The kids gave their gifts to their teachers today — Christmas ornaments, chocolate bars, holiday cards and a poem by Wacky Girl. (Keeping everything simple and within the budget this year.) For this week’s Thursday Thirteen…
THIRTEEN GREAT GIFTS TO GIVE A TEACHER
1. Volunteer in class when you can.
2. Gift certificates — to restaurants, a gourmet grocery store, a bookstore, an office supply place.
3. If you have time, go into the school when you pick up your child and ask if they need help cleaning the classroom — recycle old papers, wipe down the desks, push in the chairs, sharpen the pencils, sort out work to go home with the kids.
4. Buy them a CD player for the class if they need one. Or beanbag chairs. Or bookshelves. Teachers spend way too much of their own money outfitting their classrooms and buying supplies for students.
5. Small gifts are fine — kids’ drawings, cards or letters, poems. Even a thank you note will do. An assortment of teabags, a pound or two of coffee. Homemade or storebought cookies, mints, cheese and crackers.

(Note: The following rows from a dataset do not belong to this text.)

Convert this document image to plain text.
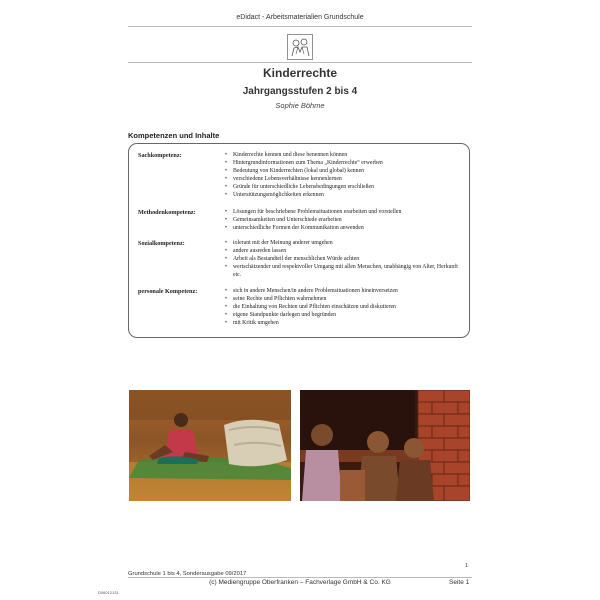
eDidact - Arbeitsmaterialien Grundschule
Kinderrechte
Jahrgangsstufen 2 bis 4
Sophie Böhme
Kompetenzen und Inhalte
Sachkompetenz:	• Kinderrechte kennen und diese benennen können
• Hintergrundinformationen zum Thema „Kinderrechte“ erwerben
• Bedeutung von Kinderrechten (lokal und global) kennen
• verschiedene Lebensverhältnisse kennenlernen
• Gründe für unterschiedliche Lebensbedingungen erschließen
• Unterstützungsmöglichkeiten erkennen
Methodenkompetenz:	• Lösungen für beschriebene Problemsituationen erarbeiten und vorstellen
• Gemeinsamkeiten und Unterschiede erarbeiten
• unterschiedliche Formen der Kommunikation anwenden
Sozialkompetenz:	• tolerant mit der Meinung anderer umgehen
• andere ausreden lassen
• Arbeit als Bestandteil der menschlichen Würde achten
• wertschätzender und respektvoller Umgang mit allen Menschen, unabhängig von Alter, Herkunft etc.
personale Kompetenz:	• sich in andere Menschen/in andere Problemsituationen hineinversetzen
• seine Rechte und Pflichten wahrnehmen
• die Einhaltung von Rechten und Pflichten einschätzen und diskutieren
• eigene Standpunkte darlegen und begründen
• mit Kritik umgehen
1
Grundschule 1 bis 4, Sonderausgabe 09/2017
(c) Mediengruppe Oberfranken – Fachverlage GmbH & Co. KG	Seite 1
D06012131
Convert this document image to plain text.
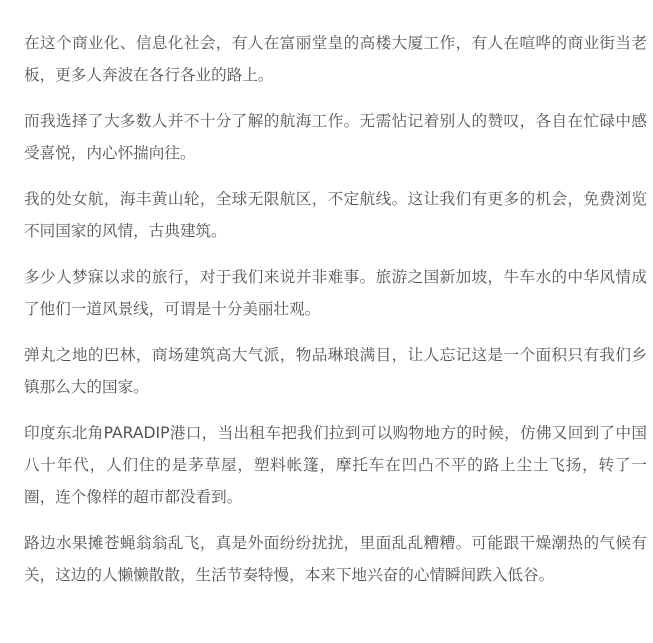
在这个商业化、信息化社会，有人在富丽堂皇的高楼大厦工作，有人在喧哗的商业街当老板，更多人奔波在各行各业的路上。

而我选择了大多数人并不十分了解的航海工作。无需怗记着别人的赞叹，各自在忙碌中感受喜悦，内心怀揣向往。

我的处女航，海丰黄山轮，全球无限航区，不定航线。这让我们有更多的机会，免费浏览不同国家的风情，古典建筑。

多少人梦寐以求的旅行，对于我们来说并非难事。旅游之国新加坡，牛车水的中华风情成了他们一道风景线，可谓是十分美丽壮观。

弹丸之地的巴林，商场建筑高大气派，物品琳琅满目，让人忘记这是一个面积只有我们乡镇那么大的国家。

印度东北角PARADIP港口，当出租车把我们拉到可以购物地方的时候，仿佛又回到了中国八十年代，人们住的是茅草屋，塑料帐篷，摩托车在凹凸不平的路上尘土飞扬，转了一圈，连个像样的超市都没看到。

路边水果摊苍蝇翁翁乱飞，真是外面纷纷扰扰，里面乱乱糟糟。可能跟干燥潮热的气候有关，这边的人懒懒散散，生活节奏特慢，本来下地兴奋的心情瞬间跌入低谷。
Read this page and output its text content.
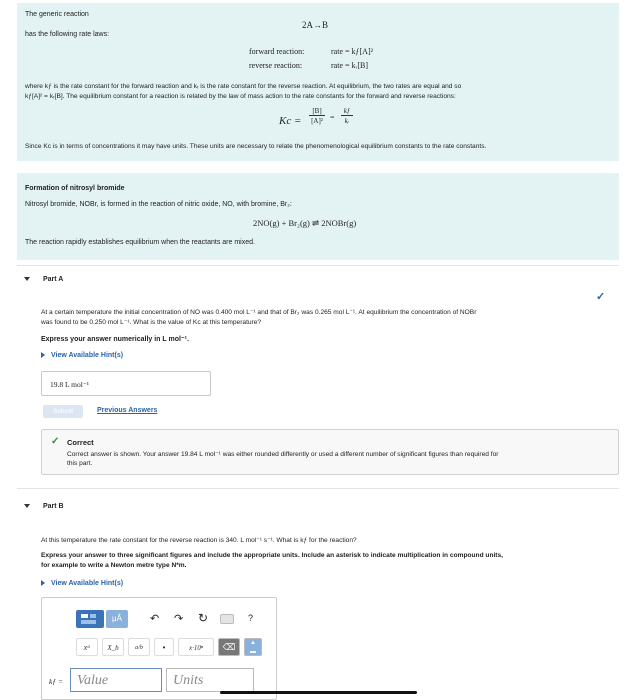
The generic reaction
2A→B
has the following rate laws:
forward reaction:	rate = kƒ[A]²
reverse reaction:	rate = kᵣ[B]
where kƒ is the rate constant for the forward reaction and kᵣ is the rate constant for the reverse reaction. At equilibrium, the two rates are equal and so
kƒ[A]² = kᵣ[B]. The equilibrium constant for a reaction is related by the law of mass action to the rate constants for the forward and reverse reactions:
Kc =
[B]
[A]² =
kƒ
kᵣ
Since Kc is in terms of concentrations it may have units. These units are necessary to relate the phenomenological equilibrium constants to the rate constants.
Formation of nitrosyl bromide
Nitrosyl bromide, NOBr, is formed in the reaction of nitric oxide, NO, with bromine, Br₂:
2NO(g) + Br₂(g) ⇌ 2NOBr(g)
The reaction rapidly establishes equilibrium when the reactants are mixed.
Part A
✓
At a certain temperature the initial concentration of NO was 0.400 mol L⁻¹ and that of Br₂ was 0.265 mol L⁻¹. At equilibrium the concentration of NOBr
was found to be 0.250 mol L⁻¹. What is the value of Kc at this temperature?
Express your answer numerically in L mol⁻¹.
View Available Hint(s)
19.8 L mol⁻¹
Submit	Previous Answers
✓ Correct
Correct answer is shown. Your answer 19.84 L mol⁻¹ was either rounded differently or used a different number of significant figures than required for
this part.
Part B
At this temperature the rate constant for the reverse reaction is 340. L mol⁻¹ s⁻¹. What is kƒ for the reaction?
Express your answer to three significant figures and include the appropriate units. Include an asterisk to indicate multiplication in compound units,
for example to write a Newton metre type N*m.
View Available Hint(s)
μÅ	↶ ↷ ↻	?
xᵃ	X_b	a/b	•	x·10ⁿ	⌫	▲
▬
kƒ = Value	Units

6. Jewelry. My daughter came home from kindergarten saying, “Some of the kids bought the teacher jewelry for Christmas!” It was from the Dollar Store, but who cares? (If you can afford better, go for it.)
7. Neck wraps — I have a lavender-scented one I love. Heat it in the microwave for two minutes and neckache is gone. Teachers (the ones I’ve known, anyway) seem to internalize most of their stress.
8. Journals, blank notecards, fancy pens.
9. A homemade meal — something easy to transport, that you can leave with them at the end of day. Maybe a casserole with a loaf of bread, a bottle of wine, and dessert. No time to cook? Costco meals are much appreciated, too. (I’m thinking of my neighbors right now — new parents, teachers, the mail carrier — everyone likes a meal that they didn’t have to fix.)
10. A gift certificate for a massage, manicure or pedicure.
11. Fruit baskets — small or large.
12. DVDs, music CDs, books, magazines. Or better yet — subscriptions to magazines.
13. Anything, really, as long as you’ve put a little thought into it.
Honestly? It’s the thought that counts. When I saw my daughter’s teacher reading her poem to himself (she drew little pictures in the margins, it’s totally sweet), then asking her, “You wrote this? Did it take you long?” I don’t know who was happier — him, her or me. My daughter’s kindergarten teacher showed me the best present she got at the end of the school year — a little Matchbox car that one of the kids gave her. (He saw the other kids had brought in gifts, and didn’t want to overlook her.) Now that is a present.